Separate Accounts Grow But Some Wary Of Trend

  • Concessions on fees, terms
  • Latest chapter in GP-LP relationship
  • Could mean fewer dollars for other GPs

Most recently, the California Public Employees’ Retirement System committed $500 million to The Blackstone Group. The same week, Buyouts reported that the New York City Comptroller’s Bureau of Asset Management had committed $600 million and $250 million to separate accounts with Apollo Global Management and Golden Tree Asset Management, respectively.

Those deals followed a couple of blockbuster accounts announced late last year, when the Texas Teachers’ Retirement System committed $3 billion each to separate accounts with Apollo and Kohlberg Kravis Roberts & Co., and the New Jersey Division of Investment committed $1.5 billion to Blackstone. In July, the Municipal Employees Retirement System of Michigan committed $750 million across two separate accounts with The Carlyle Group and its AlpInvest subsidiary.
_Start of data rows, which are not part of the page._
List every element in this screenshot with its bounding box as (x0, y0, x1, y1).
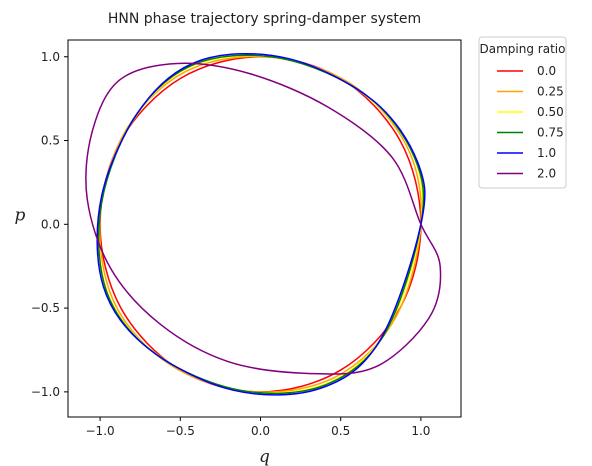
legend-label-5: 2.0 (537, 167, 556, 181)
x-tick-label: 1.0 (411, 424, 430, 438)
x-axis-label: q (259, 447, 270, 466)
legend-label-2: 0.50 (537, 105, 564, 119)
y-axis-label: p (15, 205, 26, 225)
series-line-1 (98, 55, 423, 393)
legend-items: 0.0 0.25 0.50 0.75 1.0 2.0 (497, 64, 564, 181)
y-tick-label: −1.0 (31, 385, 60, 399)
x-tick-label: 0.5 (331, 424, 350, 438)
plot-frame (67, 39, 462, 418)
series-line-5 (85, 62, 442, 375)
axis-ticks: −1.0 −0.5 0.0 0.5 1.0 −1.0 −0.5 0.0 0.5 1.0 (31, 50, 431, 438)
series-line-4 (96, 52, 426, 396)
chart-title: HNN phase trajectory spring-damper syste… (108, 11, 421, 27)
legend-label-4: 1.0 (537, 146, 556, 160)
legend-label-3: 0.75 (537, 126, 564, 140)
y-tick-label: 1.0 (41, 50, 60, 64)
y-tick-label: −0.5 (31, 301, 60, 315)
legend-title: Damping ratio (480, 42, 566, 56)
x-tick-label: −1.0 (86, 424, 115, 438)
legend-label-1: 0.25 (537, 85, 564, 99)
series-line-0 (99, 56, 422, 393)
legend: Damping ratio 0.0 0.25 0.50 0.75 1.0 2.0 (478, 36, 567, 189)
legend-label-0: 0.0 (537, 64, 556, 78)
y-tick-label: 0.0 (41, 217, 60, 231)
plot-area (85, 52, 442, 396)
x-tick-label: 0.0 (251, 424, 270, 438)
x-tick-label: −0.5 (166, 424, 195, 438)
y-tick-label: 0.5 (41, 134, 60, 148)
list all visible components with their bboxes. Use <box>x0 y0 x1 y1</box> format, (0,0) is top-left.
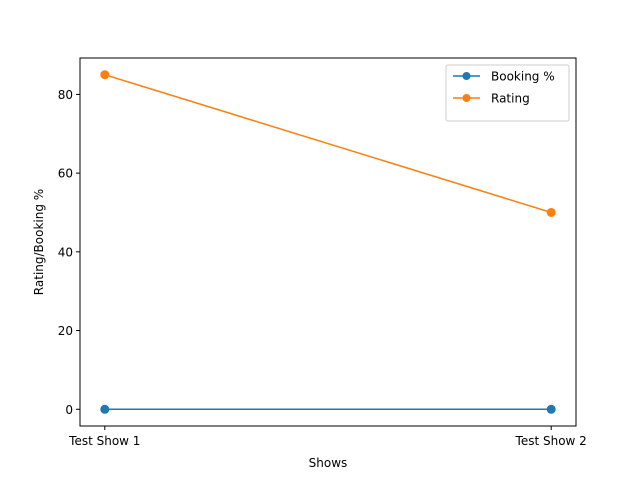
plot-frame <box>79 57 577 427</box>
y-tick-label-60: 60 <box>58 167 73 181</box>
series-line-rating <box>104 74 552 214</box>
data-point-rating-test-show-1 <box>100 70 110 80</box>
legend-swatch-marker-rating <box>462 94 471 102</box>
data-point-rating-test-show-2 <box>546 207 556 217</box>
legend-box <box>445 64 570 122</box>
y-tick-label-80: 80 <box>58 88 73 102</box>
y-axis-label: Rating/Booking % <box>32 189 46 295</box>
legend-label-rating: Rating <box>491 92 530 106</box>
x-tick-label-test-show-1: Test Show 1 <box>68 434 140 448</box>
data-point-booking-test-show-2 <box>546 404 556 414</box>
x-axis-label: Shows <box>309 456 348 470</box>
legend-swatch-marker-booking <box>462 72 471 80</box>
legend: Booking % Rating <box>445 64 570 122</box>
series-layer <box>100 70 556 414</box>
legend-label-booking: Booking % <box>491 70 555 84</box>
axis-layer: Test Show 1 Test Show 2 0 20 40 60 80 <box>58 88 587 448</box>
y-tick-label-40: 40 <box>58 245 73 259</box>
x-tick-label-test-show-2: Test Show 2 <box>515 434 587 448</box>
y-tick-label-20: 20 <box>58 324 73 338</box>
data-point-booking-test-show-1 <box>100 404 110 414</box>
y-tick-label-0: 0 <box>65 403 73 417</box>
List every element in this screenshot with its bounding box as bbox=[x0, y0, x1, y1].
Large limited partners get better terms and exposure to a broad array of investments while holding the line on the number of GPs they work with. For sponsors, the arrangement is a way to quickly boost assets under management.

A source close to Carlyle told Buyouts the Washington, D.C. based firm, which recently went public, is open to more separate accounts “on a very select basis.” And Larry Schloss, the chief investment officer of New York City Comptroller’s Bureau of Asset Management, recently told Buyouts that the pension system aims to have six to eight separate managed accounts for opportunistic credit strategies.

“For the big new asset managers that are emerging, they need an understandable, fairly transparent stream of revenues that are diversified and seen as safe if they are going to support their stock price in the public markets,” said Colin Blaydon, the director of the Center for Private Equity and Entrepreneurship at the Tuck School of Business at Dartmouth, who has been involved with private equity since the 1980s.

So far the trend has mostly been limited to the biggest guns in the industry. But sources suggest the majority of large limited partners are discussing such arrangements with sponsors that are a cut below the mega-firms.

More than one limited partner has proposed a separate account with Leonard Green & Partners, which is in the midst of wrapping fundraising for its sixth fund, but the firm declined to pursue such an arrangement, according to a source. Similarly, limited partners have asked executives with Thomas H. Lee Partners if would pursue separate accounts when it hits the fundraising market again, which is more than a year off, according to another source.

“We’re probably most comfortable, in terms of the best alignment with all of our LPs, not to have these kinds of separate accounts and would focus on doing it only in extraordinary circumstances where the world decided that’s the direction the industry going in,” said a senior executive with a firm that’s raised more than $15 billion over its lifetime.

The separate accounts come in a variety of flavors. On behalf of New York City Apollo Global and Golden Tree are pursuing credit opportunities, while on behalf of MERS AlpInvest is targeting secondary deals and co-investments, among other strategies. 

Some LPs question whether buyout firms can adequately manage potential conflicts arising from managing both separate accounts and typical funds backed by several limited partners. And some question the soundness of committing to a certain fund in part because of a cut on fees.

“To me, that seems to be a dangerous proposition,” said Marc Bonavitacola, partner and head of U.S. private equity for SVG Advisers, a manager of funds of funds. “You may be getting it cheaper, but you may not be getting the best in every strategy.”

And there is a sense that the large public firms might reach their limit soon. Executives at Apollo Global Management indicated in a recent earnings call that they’ll basically be digesting their existing separate accounts before pursuing large new accounts. A source close to KKR noted that these accounts demand a sizable amount of resources to negotiate and manage.

“I don’t think you’d find any firm that’s not going to do it, but I don’t think there’s any firm that could do a whole lot of them,” this source said, adding that the universe of LPs who can offer billion-plus commitments is relatively small. 

Many in the GP community, meanwhile, rue a trend that decreases fees. The managing partner of a buyout shop that manages more than $10 billion said his firm isn’t interested in separate managed accounts. “Would you voluntarily cut your pay?” he asked.